The other systems in the comparison generally use LLM calls during indexing to parse conversation text into structured representations, whether entity graphs, fact triples, or summarized memory entries. That approach tends to produce higher retrieval accuracy, as reflected in the 30-point LongMemEval-S gap, but it also increases index-time cost and introduces a dependency on an external model at write time. Nautilus Compass trades retrieval ceiling for index-time simplicity and closed-API compatibility, a position that has no direct equivalent among the surveyed alternatives [1].

FAQ

Q. Can Nautilus Compass be used with LLM providers other than Anthropic Claude? The system is designed as a black-box layer that requires no model weight access, so it is architecturally compatible with any closed-API provider. The paper focuses on Claude Code session traces for benchmarking, but the MCP 2024-11-05 server supports Cursor, Cline, and Hermes clients as well [1].

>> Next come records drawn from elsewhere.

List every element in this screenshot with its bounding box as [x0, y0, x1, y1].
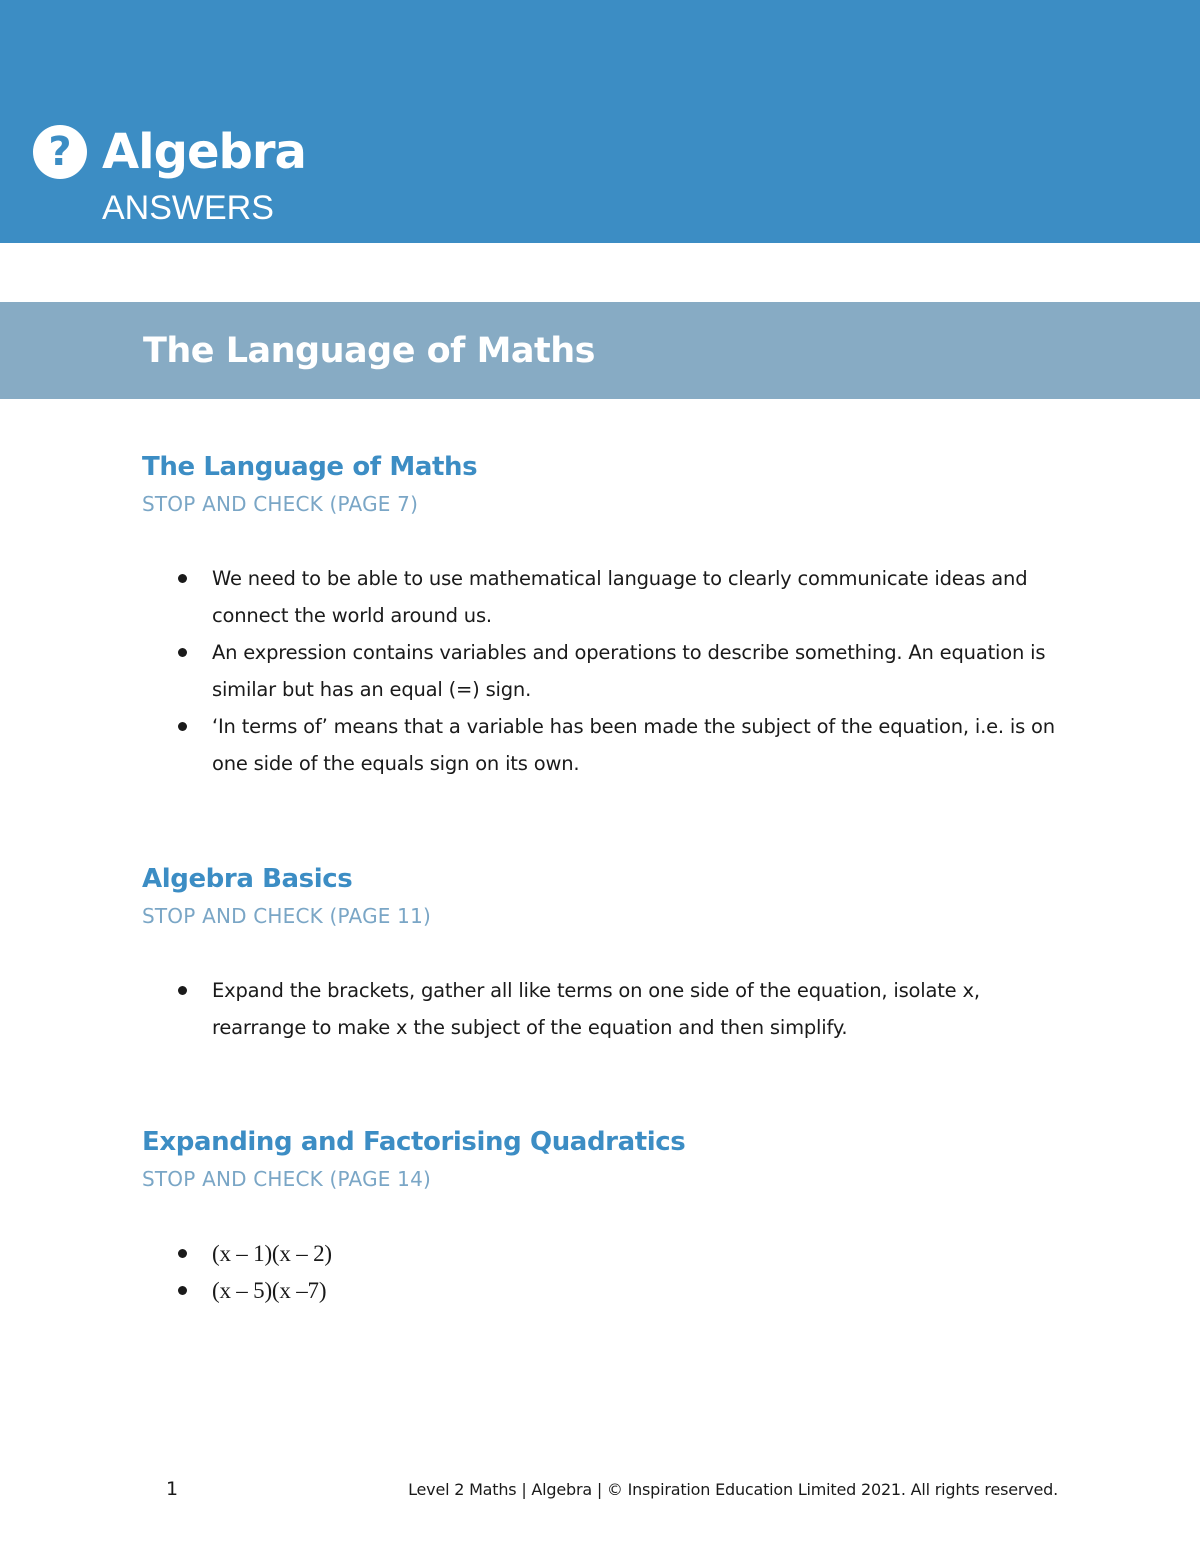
section-subheading: STOP AND CHECK (PAGE 11)	[142, 904, 432, 928]
list-item-text: (x – 5)(x –7)	[212, 1278, 327, 1303]
list-item	[142, 634, 1072, 708]
list-item	[142, 1272, 1072, 1309]
document-title: Algebra	[102, 124, 306, 180]
list-item-text: We need to be able to use mathematical language to clearly communicate ideas and connect the world around us.	[212, 567, 1028, 627]
section-subheading: STOP AND CHECK (PAGE 7)	[142, 492, 419, 516]
list-item	[142, 560, 1072, 634]
section-heading: Algebra Basics	[142, 864, 353, 894]
footer-text: Level 2 Maths | Algebra | © Inspiration Education Limited 2021. All rights reserved.	[408, 1480, 1058, 1499]
list-item	[142, 708, 1072, 782]
bullet-icon	[178, 648, 187, 657]
bullet-icon	[178, 986, 187, 995]
section-heading: Expanding and Factorising Quadratics	[142, 1127, 686, 1157]
list-item	[142, 1235, 1072, 1272]
section-language-of-maths	[142, 450, 1072, 782]
bullet-icon	[178, 722, 187, 731]
list-item	[142, 972, 1072, 1046]
list-item-text: An expression contains variables and operations to describe something. An equation is similar but has an equal (=) sign.	[212, 641, 1046, 701]
question-mark-icon: ?	[33, 125, 87, 179]
section-expanding-factorising	[142, 1125, 1072, 1309]
bullet-list	[142, 972, 1072, 1046]
page-number: 1	[166, 1478, 179, 1500]
list-item-text: Expand the brackets, gather all like terms on one side of the equation, isolate x, rearrange to make x the subject of the equation and then simplify.	[212, 979, 980, 1039]
bullet-list	[142, 1235, 1072, 1309]
bullet-list	[142, 560, 1072, 782]
document-subtitle: ANSWERS	[102, 189, 274, 227]
section-heading: The Language of Maths	[142, 452, 478, 482]
section-banner-title: The Language of Maths	[143, 331, 596, 371]
bullet-icon	[178, 1249, 187, 1258]
bullet-icon	[178, 574, 187, 583]
bullet-icon	[178, 1286, 187, 1295]
list-item-text: (x – 1)(x – 2)	[212, 1241, 332, 1266]
section-subheading: STOP AND CHECK (PAGE 14)	[142, 1167, 432, 1191]
list-item-text: ‘In terms of’ means that a variable has been made the subject of the equation, i.e. is on one side of the equals sign on its own.	[212, 715, 1055, 775]
section-algebra-basics	[142, 862, 1072, 1046]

Q. What is the practical cost of running Compass in production? The researchers report an end-to-end reproduction cost of approximately $3.50, which they describe as roughly 14 times cheaper than GPT-4o-judged stacks. That figure reflects the absence of LLM calls at index time, since raw text is embedded directly rather than processed through a generative model [1].

Q. How does the 30-point retrieval gap affect real deployments? Operators who need retrieval accuracy above roughly 57% on long-context memory tasks will find the no-extraction architecture insufficient for those use cases. The authors explicitly frame the gap as the architectural ceiling of the design, not a bug, meaning it is unlikely to close without adding LLM-based extraction [1].

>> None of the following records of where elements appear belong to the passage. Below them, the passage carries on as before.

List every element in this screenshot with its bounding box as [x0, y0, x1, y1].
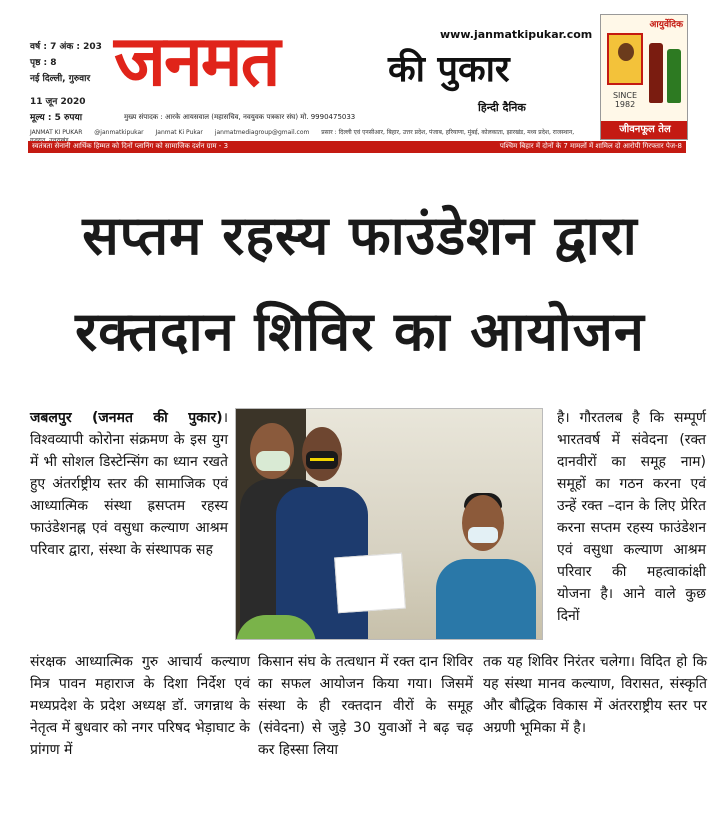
- social-bar: [30, 128, 590, 138]
- column-text: संरक्षक आध्यात्मिक गुरु आचार्य कल्याण मित्र पावन महाराज के दिशा निर्देश एवं मध्यप्रदेश के प्रदेश अध्यक्ष डॉ. जगन्नाथ के नेतृत्व में बुधवार को नगर परिषद भेड़ाघाट के प्रांगण में: [30, 654, 250, 758]
- article-photo: [235, 408, 543, 640]
- ad-portrait-image: [607, 33, 643, 85]
- news-ticker-strip: [28, 141, 686, 153]
- headline-line-1: सप्तम रहस्य फाउंडेशन द्वारा: [82, 204, 638, 267]
- ad-bottle-image: [649, 43, 663, 103]
- article-column-bottom-1: [30, 651, 250, 761]
- date: 11 जून 2020: [30, 97, 86, 107]
- twitter-handle[interactable]: @janmatkipukar: [94, 129, 144, 136]
- column-text: किसान संघ के तत्वधान में रक्त दान शिविर का सफल आयोजन किया गया। जिसमें संस्था के ही रक्तदान वीरों के समूह (संवेदना) से जुड़े 30 युवाओं ने बढ़ चढ़ कर हिस्सा लिया: [258, 654, 473, 758]
- ticker-right: पश्चिम बिहार में दोनों के 7 मामलों में शामिल दो आरोपी गिरफ्तार पेज-8: [499, 142, 682, 150]
- article-column-bottom-2: [258, 651, 473, 761]
- ticker-left: स्वतंत्रता सेनानी आर्थिक हिम्मत को दिनों प्लानिंग को सामाजिक दर्शन ग्राम - 3: [32, 142, 229, 150]
- ad-bottle-image: [667, 49, 681, 103]
- column-text: है। गौरतलब है कि सम्पूर्ण भारतवर्ष में संवेदना (रक्त दानवीरों का समूह नाम) समूहों का गठन करना एवं उन्हें रक्त –दान के लिए प्रेरित करना सप्तम रहस्य फाउंडेशन एवं वसुधा कल्याण आश्रम परिवार की महत्वाकांक्षी योजना है। आने वाले कुछ दिनों: [557, 410, 706, 624]
- column-text: । विश्वव्यापी कोरोना संक्रमण के इस युग में भी सोशल डिस्टेन्सिंग का ध्यान रखते हुए अंतर्राष्ट्रीय स्तर की सामाजिक एवं आध्यात्मिक संस्था ह्रसप्तम रहस्य फाउंडेशनह्न एवं वसुधा कल्याण आश्रम परिवार द्वारा, संस्था के संस्थापक सह: [30, 410, 228, 558]
- ad-label: आयुर्वेदिक: [649, 20, 683, 30]
- newspaper-logo-secondary: की पुकार: [388, 49, 510, 90]
- article-column-bottom-3: [483, 651, 707, 739]
- editor-line: मुख्य संपादक : आरके आयसवाल (महासचिव, नवयुवक पत्रकार संघ) मो. 9990475033: [124, 113, 356, 121]
- dateline: जबलपुर (जनमत की पुकार): [30, 410, 223, 426]
- column-text: तक यह शिविर निरंतर चलेगा। विदित हो कि यह संस्था मानव कल्याण, विरासत, संस्कृति और बौद्धिक विकास में अंतरराष्ट्रीय स्तर पर अग्रणी भूमिका में है।: [483, 654, 707, 736]
- page-number: पृष्ठ : 8: [30, 58, 57, 68]
- youtube-handle[interactable]: Janmat Ki Pukar: [155, 129, 203, 136]
- email-address[interactable]: janmatmediagroup@gmail.com: [214, 129, 310, 136]
- newspaper-logo-main: जनमत: [114, 20, 279, 102]
- circulation-area: प्रसार : दिल्ली एवं एनसीआर, बिहार, उत्तर प्रदेश, पंजाब, हरियाणा, मुंबई, कोलकाता, झारखंड, मध्य प्रदेश, राजस्थान,: [321, 129, 575, 136]
- advertisement[interactable]: [600, 14, 688, 140]
- ad-since: SINCE 1982: [612, 91, 638, 109]
- website-url[interactable]: www.janmatkipukar.com: [440, 28, 593, 41]
- volume-issue: वर्ष : 7 अंक : 203: [30, 42, 102, 52]
- facebook-handle[interactable]: JANMAT KI PUKAR: [30, 129, 83, 136]
- city-day: नई दिल्ली, गुरुवार: [30, 74, 91, 84]
- article-column-left: [30, 407, 228, 561]
- price: मूल्य : 5 रुपया: [30, 113, 83, 123]
- headline-line-2: रक्तदान शिविर का आयोजन: [75, 300, 645, 363]
- article-column-right: [557, 407, 706, 627]
- masthead: [0, 0, 720, 160]
- ad-brand: जीवनफूल तेल: [601, 121, 688, 139]
- article-headline: [0, 188, 720, 380]
- newspaper-subtitle: हिन्दी दैनिक: [478, 101, 526, 114]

Q. Is the test data independent, or was it used during development? The benchmark test set was built from real Claude Code session traces and labeled by an independent LLM judge. The paper describes it as a held-out set, and the frozen test data is published alongside the code under the MIT license at the project repository [1].

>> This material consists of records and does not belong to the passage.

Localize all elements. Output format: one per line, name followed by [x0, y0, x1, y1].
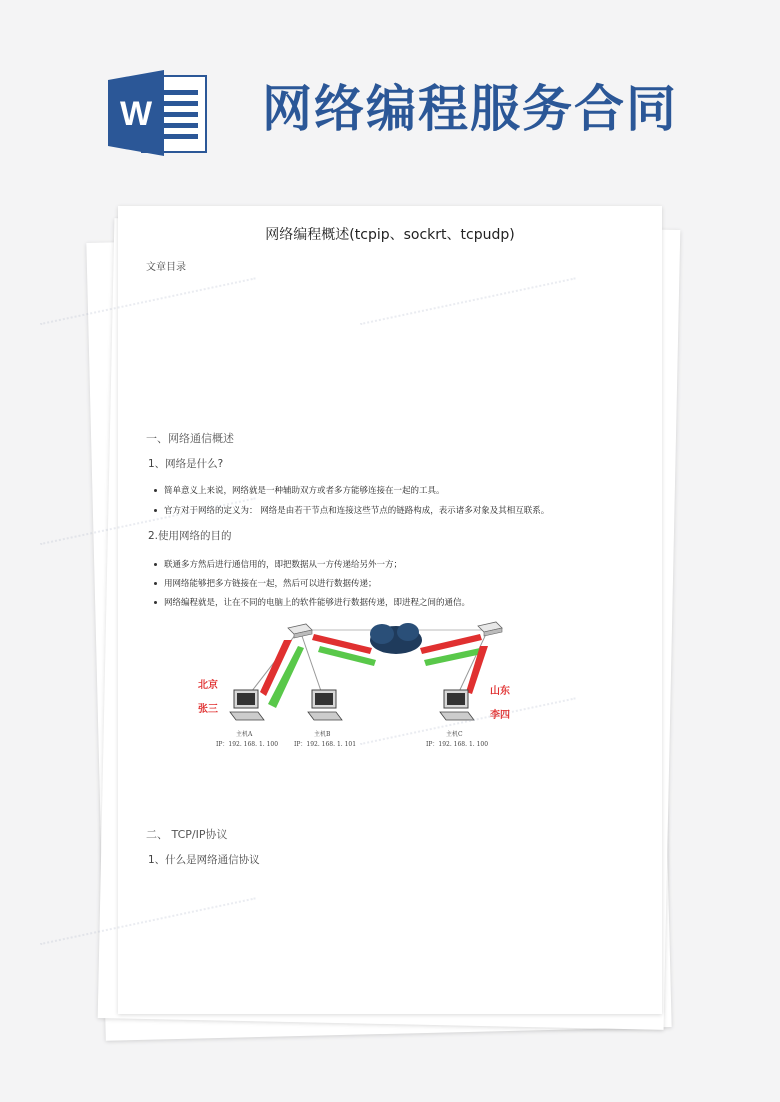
- left-city-label: 北京: [198, 680, 218, 691]
- host-a-ip: IP：192. 168. 1. 100: [216, 741, 279, 748]
- banner-title: 网络编程服务合同: [262, 79, 678, 138]
- toc-label: 文章目录: [146, 262, 186, 273]
- link-line: [302, 636, 322, 694]
- banner: [0, 0, 780, 200]
- section1-sub1-heading: 1、网络是什么?: [148, 458, 224, 470]
- internet-cloud-icon: [370, 623, 422, 654]
- bullet-item: 官方对于网络的定义为： 网络是由若干节点和连接这些节点的链路构成，表示诸多对象及其相互联系。: [164, 506, 550, 516]
- document-title: 网络编程概述(tcpip、sockrt、tcpudp): [265, 227, 515, 243]
- host-c-ip: IP：192. 168. 1. 100: [426, 741, 489, 748]
- right-city-label: 山东: [490, 686, 510, 697]
- computer-a-icon: [230, 690, 264, 720]
- bullet-item: 联通多方然后进行通信用的，即把数据从一方传递给另外一方；: [164, 560, 403, 570]
- left-person-label: 张三: [198, 704, 218, 715]
- word-logo-letter: W: [119, 95, 153, 133]
- document-page: [118, 206, 662, 1014]
- bullet-item: 网络编程就是，让在不同的电脑上的软件能够进行数据传递，即进程之间的通信。: [164, 598, 471, 608]
- switch-right-icon: [478, 622, 502, 636]
- bullet-dot: [154, 582, 157, 585]
- word-logo-icon: [108, 70, 208, 156]
- bullet-dot: [154, 563, 157, 566]
- bullet-dot: [154, 489, 157, 492]
- host-b-name: 主机B: [314, 731, 331, 738]
- bullet-item: 简单意义上来说，网络就是一种辅助双方或者多方能够连接在一起的工具。: [164, 486, 445, 496]
- section2-sub1-heading: 1、什么是网络通信协议: [148, 854, 260, 866]
- right-person-label: 李四: [490, 710, 510, 721]
- network-diagram: [196, 612, 516, 762]
- bullet-dot: [154, 601, 157, 604]
- switch-left-icon: [288, 624, 312, 638]
- host-a-name: 主机A: [236, 731, 253, 738]
- computer-c-icon: [440, 690, 474, 720]
- host-c-name: 主机C: [446, 731, 463, 738]
- host-b-ip: IP：192. 168. 1. 101: [294, 741, 357, 748]
- section2-heading: 二、 TCP/IP协议: [146, 828, 228, 841]
- section1-sub2-heading: 2.使用网络的目的: [148, 530, 232, 542]
- computer-b-icon: [308, 690, 342, 720]
- bullet-item: 用网络能够把多方链接在一起，然后可以进行数据传递；: [164, 579, 377, 589]
- bullet-dot: [154, 509, 157, 512]
- section1-heading: 一、网络通信概述: [146, 432, 234, 445]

Q. What does the Merkle-chained audit log actually protect against? The chaining structure ensures that any retroactive modification to an anchor entry would produce a detectable break in the chain. This is primarily relevant for compliance scenarios where operators need a verifiable record of how behavioral anchors have changed over time [1].

Key takeaways

Nautilus Compass detects persona drift in production LLM coding agents using only prompt-text cosine similarity with BGE-m3 embeddings, requiring no model weight access and enabling use with closed APIs such as Anthropic Claude.
The system achieves ROC AUC 0.83 on drift detection and 44.4% on EverMemBench-Dynamic, topping four published baselines, while sitting approximately 30 points below white-box leaders on LongMemEval-S.
Among six surveyed public agent memory layers (Mem0, Letta, Cognee, Zep, MemOS, smrti), Nautilus Compass is the only one verified to skip LLM calls at index time, reducing reproduction cost to roughly $3.50.
The single-daemon deployment covers a Claude Code plugin, MCP 2024-11-05 A2A server, CLI, and REST API, with Merkle-chained audit logging for tamper-evident anchor tracking.
The authors explicitly acknowledge the no-extraction design imposes a retrieval ceiling, framing the 30-point accuracy gap as an architectural trade-off rather than a solvable defect.